1- THE COUNTER-NARRATIVE HANDBOOK, ISD, available at: https://www. isdglobal.org/wp-content/uploads/2016/06/Counter-narrative-Handbook_1.pdf
Les pour et les contre des réseaux sociaux
Les réseaux sociaux rendent les contenus attractifs pour les jeunes, car ces éléments sont omniprésents dans leur vie quotidienne. Selon les études, les jeunes passent en moyenne quatre heures et demie par jour sur les réseaux sociaux. De plus, les vidéos ou les photos ont toujours une portée plus élevée que les messages écrits.

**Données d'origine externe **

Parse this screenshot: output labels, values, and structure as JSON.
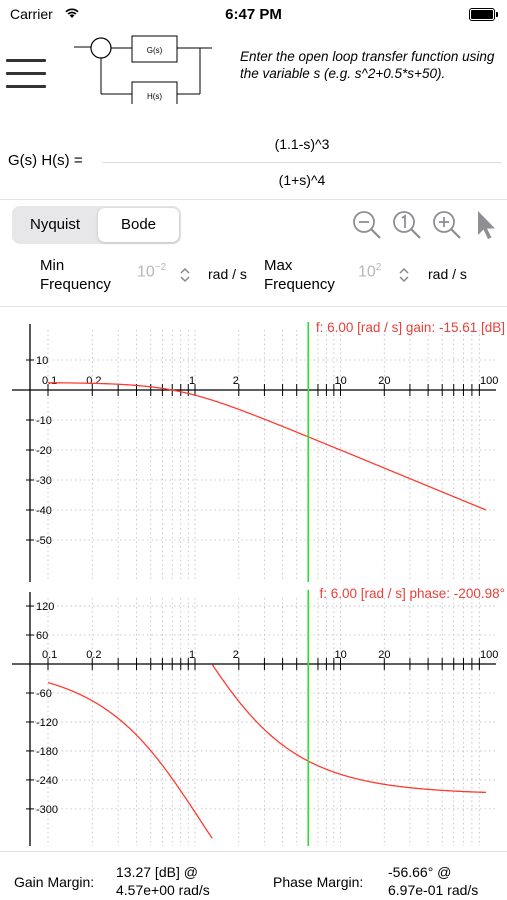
{
  "status": {
    "carrier": "Carrier",
    "time": "6:47 PM"
  },
  "diagram": {
    "g_label": "G(s)",
    "h_label": "H(s)"
  },
  "instructions": "Enter the open loop transfer function using the variable s (e.g. s^2+0.5*s+50).",
  "transfer_function": {
    "label": "G(s) H(s) =",
    "numerator": "(1.1-s)^3",
    "denominator": "(1+s)^4"
  },
  "tabs": [
    {
      "label": "Nyquist",
      "selected": false
    },
    {
      "label": "Bode",
      "selected": true
    }
  ],
  "toolbar": [
    "zoom-out-icon",
    "zoom-reset-icon",
    "zoom-in-icon",
    "pointer-icon"
  ],
  "frequency": {
    "min_label_1": "Min",
    "min_label_2": "Frequency",
    "min_base": "10",
    "min_exp": "−2",
    "max_label_1": "Max",
    "max_label_2": "Frequency",
    "max_base": "10",
    "max_exp": "2",
    "unit": "rad / s"
  },
  "gain_plot": {
    "readout": "f: 6.00 [rad / s] gain: -15.61 [dB]",
    "x_ticks": [
      "0.1",
      "0.2",
      "1",
      "2",
      "10",
      "20",
      "100"
    ],
    "y_ticks": [
      "10",
      "-10",
      "-20",
      "-30",
      "-40",
      "-50"
    ],
    "cursor_freq": 6.0
  },
  "phase_plot": {
    "readout": "f: 6.00 [rad / s] phase: -200.98°",
    "x_ticks": [
      "0.1",
      "0.2",
      "1",
      "2",
      "10",
      "20",
      "100"
    ],
    "y_ticks": [
      "120",
      "60",
      "-60",
      "-120",
      "-180",
      "-240",
      "-300"
    ],
    "cursor_freq": 6.0
  },
  "colors": {
    "curve": "#ff3b30",
    "cursor": "#33dd33",
    "readout": "#e8403a"
  },
  "margins": {
    "gain_label": "Gain Margin:",
    "gain_value_1": "13.27 [dB] @",
    "gain_value_2": "4.57e+00 rad/s",
    "phase_label": "Phase Margin:",
    "phase_value_1": "-56.66° @",
    "phase_value_2": "6.97e-01 rad/s"
  }
}
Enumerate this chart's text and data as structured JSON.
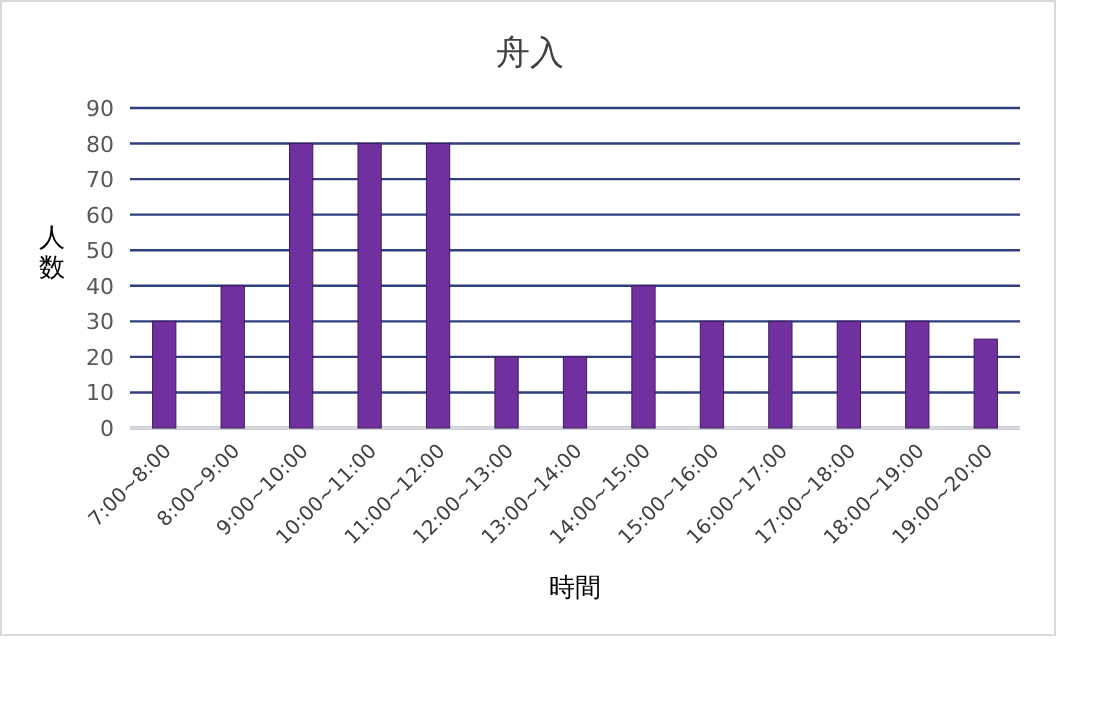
{
  "chart_data": {
    "type": "bar",
    "title": "舟入",
    "xlabel": "時間",
    "ylabel": "人数",
    "categories": [
      "7:00~8:00",
      "8:00~9:00",
      "9:00~10:00",
      "10:00~11:00",
      "11:00~12:00",
      "12:00~13:00",
      "13:00~14:00",
      "14:00~15:00",
      "15:00~16:00",
      "16:00~17:00",
      "17:00~18:00",
      "18:00~19:00",
      "19:00~20:00"
    ],
    "values": [
      30,
      40,
      80,
      80,
      80,
      20,
      20,
      40,
      30,
      30,
      30,
      30,
      25
    ],
    "color": "#7030a0",
    "ylim": [
      0,
      90
    ],
    "yticks": [
      0,
      10,
      20,
      30,
      40,
      50,
      60,
      70,
      80,
      90
    ],
    "grid": "y"
  }
}
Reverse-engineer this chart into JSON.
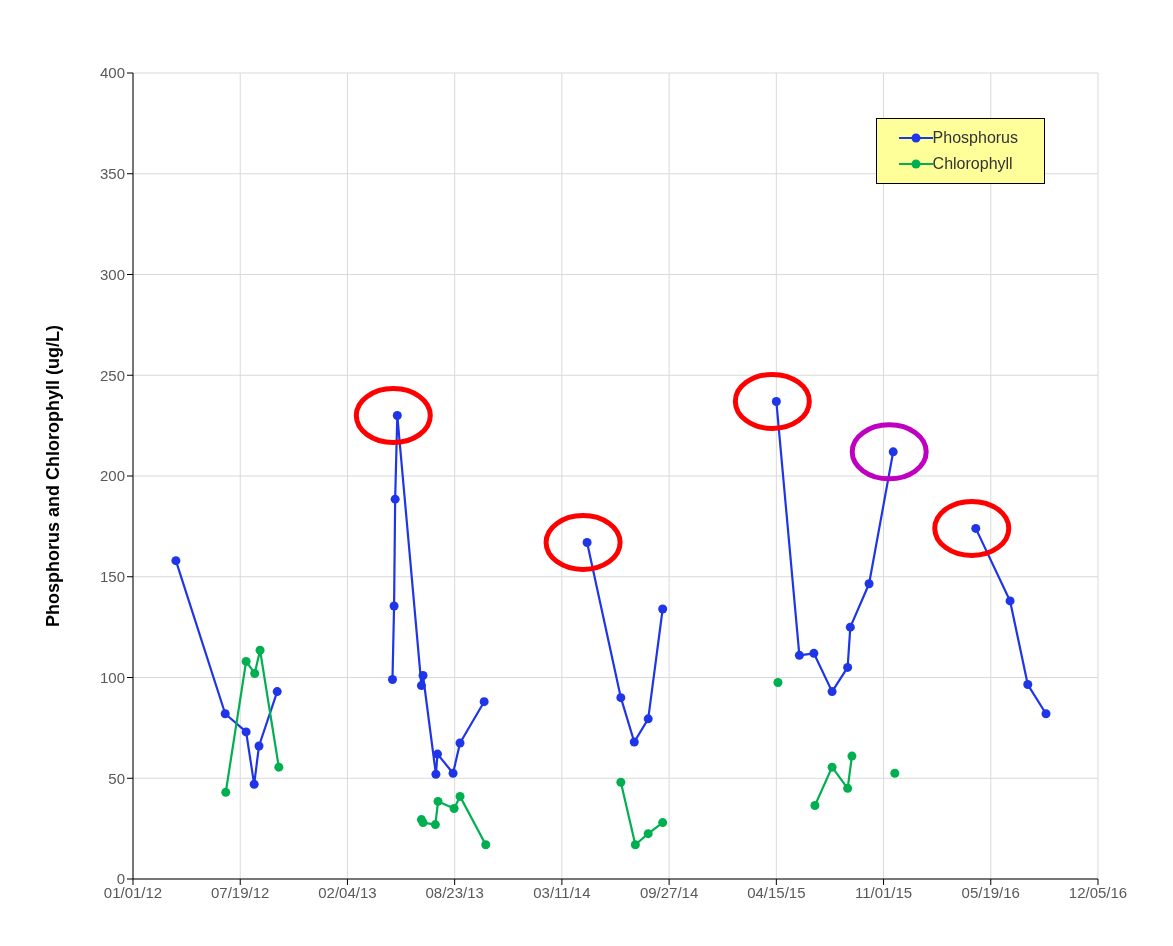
{
  "chart_data": {
    "type": "line",
    "ylabel": "Phosphorus and Chlorophyll (ug/L)",
    "ylim": [
      0,
      400
    ],
    "yticks": [
      0,
      50,
      100,
      150,
      200,
      250,
      300,
      350,
      400
    ],
    "xlim": [
      "2012-01-01",
      "2016-12-05"
    ],
    "xticks": [
      {
        "value": "2012-01-01",
        "label": "01/01/12"
      },
      {
        "value": "2012-07-19",
        "label": "07/19/12"
      },
      {
        "value": "2013-02-04",
        "label": "02/04/13"
      },
      {
        "value": "2013-08-23",
        "label": "08/23/13"
      },
      {
        "value": "2014-03-11",
        "label": "03/11/14"
      },
      {
        "value": "2014-09-27",
        "label": "09/27/14"
      },
      {
        "value": "2015-04-15",
        "label": "04/15/15"
      },
      {
        "value": "2015-11-01",
        "label": "11/01/15"
      },
      {
        "value": "2016-05-19",
        "label": "05/19/16"
      },
      {
        "value": "2016-12-05",
        "label": "12/05/16"
      }
    ],
    "grid": true,
    "legend": "top right",
    "marker": "circle",
    "line_style": "solid",
    "series": [
      {
        "name": "Phosphorus",
        "color": "#1f35e8",
        "x": [
          "2012-03-21",
          "2012-06-21",
          "2012-07-30",
          "2012-08-14",
          "2012-08-23",
          "2012-09-26",
          "2013-01-01",
          "2013-04-29",
          "2013-05-02",
          "2013-05-04",
          "2013-05-08",
          "2013-06-22",
          "2013-06-25",
          "2013-07-19",
          "2013-07-22",
          "2013-08-20",
          "2013-09-02",
          "2013-10-17",
          "2014-01-01",
          "2014-04-27",
          "2014-06-29",
          "2014-07-24",
          "2014-08-19",
          "2014-09-15",
          "2015-01-01",
          "2015-04-15",
          "2015-05-28",
          "2015-06-24",
          "2015-07-28",
          "2015-08-26",
          "2015-08-31",
          "2015-10-05",
          "2015-11-19",
          "2016-01-01",
          "2016-04-21",
          "2016-06-24",
          "2016-07-27",
          "2016-08-30"
        ],
        "values": [
          158,
          82,
          73,
          47,
          66,
          93,
          null,
          99,
          135.5,
          188.5,
          230,
          96,
          101,
          52,
          62,
          52.5,
          67.5,
          88,
          null,
          167,
          90,
          68,
          79.5,
          134,
          null,
          237,
          111,
          112,
          93,
          105,
          125,
          146.5,
          212,
          null,
          174,
          138,
          96.5,
          82
        ]
      },
      {
        "name": "Chlorophyll",
        "color": "#00b050",
        "x": [
          "2012-06-22",
          "2012-07-30",
          "2012-08-15",
          "2012-08-25",
          "2012-09-29",
          "2013-01-01",
          "2013-06-22",
          "2013-06-25",
          "2013-07-18",
          "2013-07-23",
          "2013-08-22",
          "2013-09-02",
          "2013-10-20",
          "2014-01-01",
          "2014-06-29",
          "2014-07-26",
          "2014-08-19",
          "2014-09-15",
          "2015-01-01",
          "2015-04-18",
          "2015-05-15",
          "2015-06-26",
          "2015-07-28",
          "2015-08-26",
          "2015-09-03",
          "2015-10-20",
          "2015-11-22"
        ],
        "values": [
          43,
          108,
          102,
          113.5,
          55.5,
          null,
          29.5,
          28,
          27,
          38.5,
          35,
          41,
          17,
          null,
          48,
          17,
          22.5,
          28,
          null,
          97.5,
          null,
          36.5,
          55.5,
          45,
          61,
          null,
          52.5
        ]
      }
    ]
  }
}
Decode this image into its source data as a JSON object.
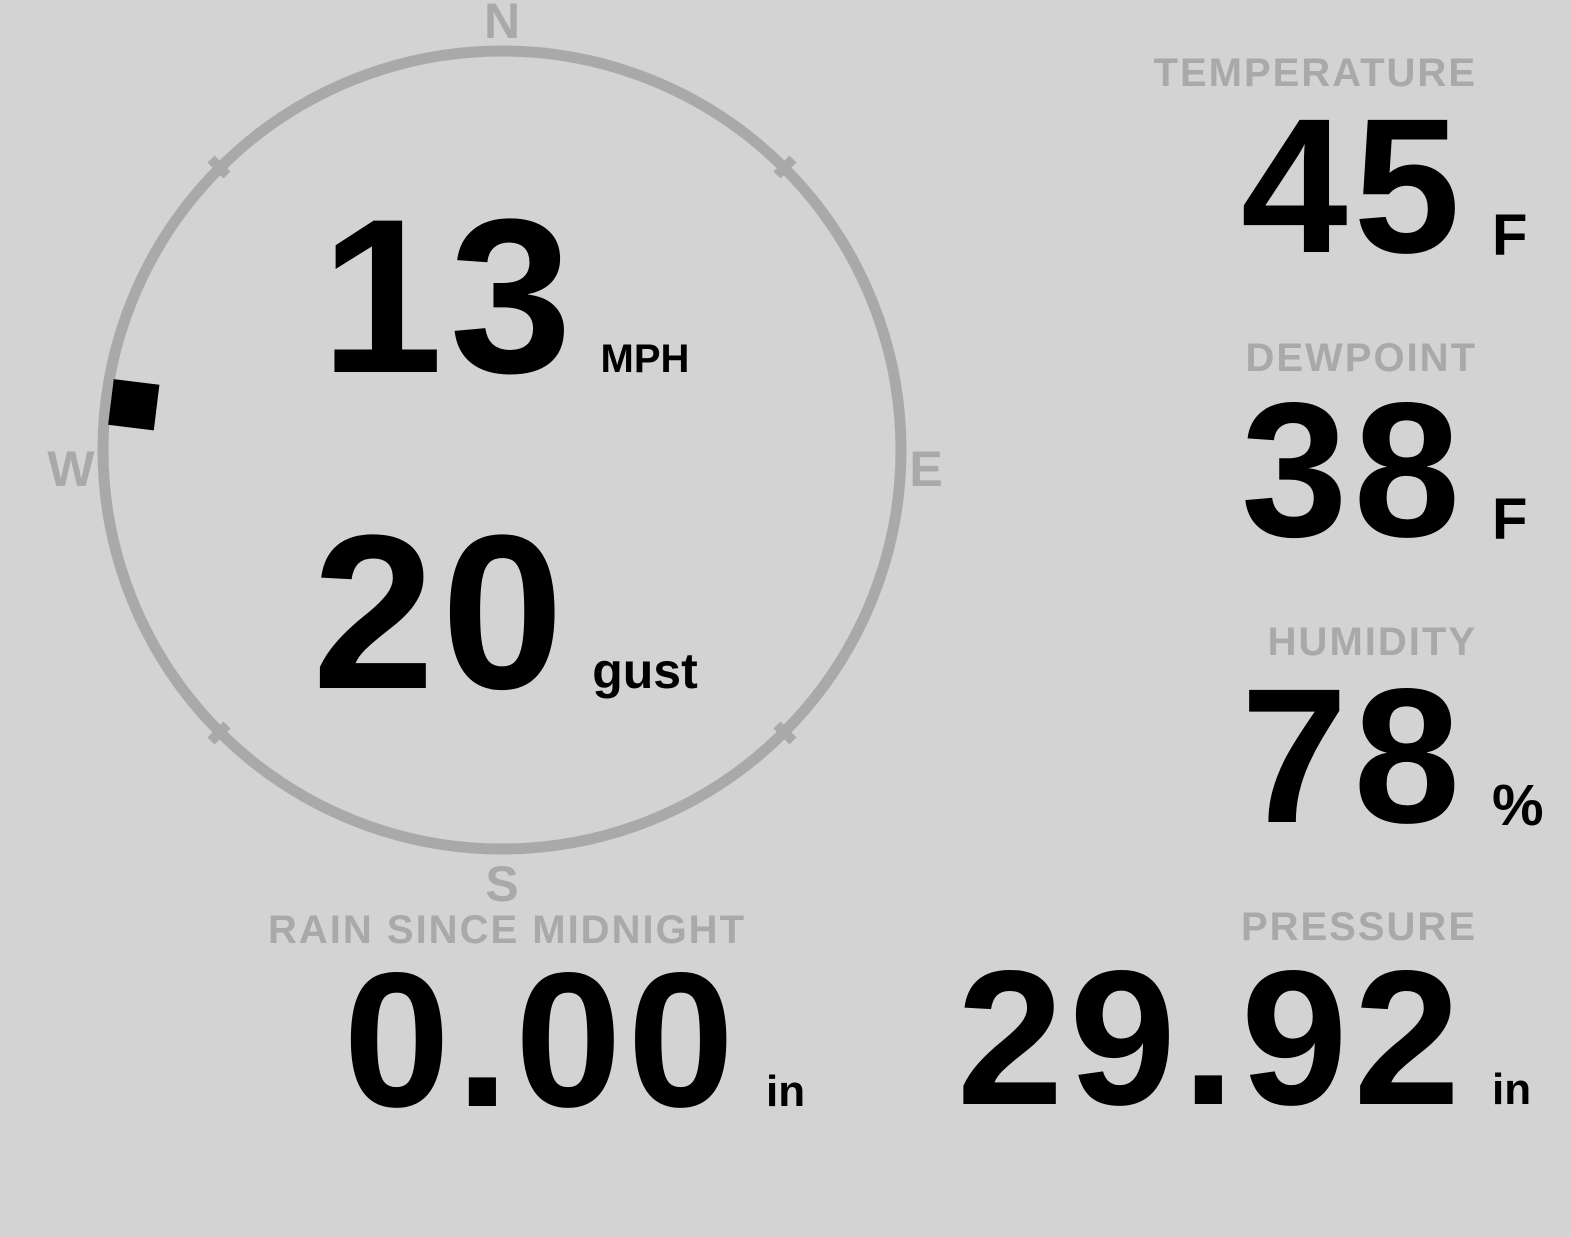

Il vaut donc la peine d'investir du temps dans une bonne vidéo ou affiche à diffuser. Chaque réseau social a ses pour et ses contre au moment de disséminer les contenus d’une campagne. Facebook est très puissant avec une audience de 2,2 milliards d'utilisateurs actifs chaque mois, mais les publicités sur cette plateforme coûtent cher. Instagram est le deuxième réseau social le plus suivi au monde, avec un milliard d'utilisateurs
actifs chaque mois et une audience plus jeune que celle de Facebook, mais son positionnement axé uniquement sur la communication visuelle peut détourner certains annonceurs et il n'est pas adapté à certaines campagnes. La plateforme vidéo TikTok date seulement de 2016 mais elle a déjà une audience de 500 millions d'utilisateurs actifs par mois, en majorité des adolescents âgés de 14 à 19 ans. Twitter (330 millions d'utilisateurs actifs par mois), LinkedIn (660 millions de membres) et Snapchat (210 millions d'utilisateurs actifs par jour) sont également des réseaux sociaux puissants, chacun avec leurs qualités et leurs défauts.
Sur Twitter et Instagram notamment, les hashtags sont un moyen efficace de transmettre un message et de mesurer en temps réel si le public s'en saisit et le dissémine. Il est recommandé de créer des hashtags courts, percutants et affirmatifs sans pour autant en abuser.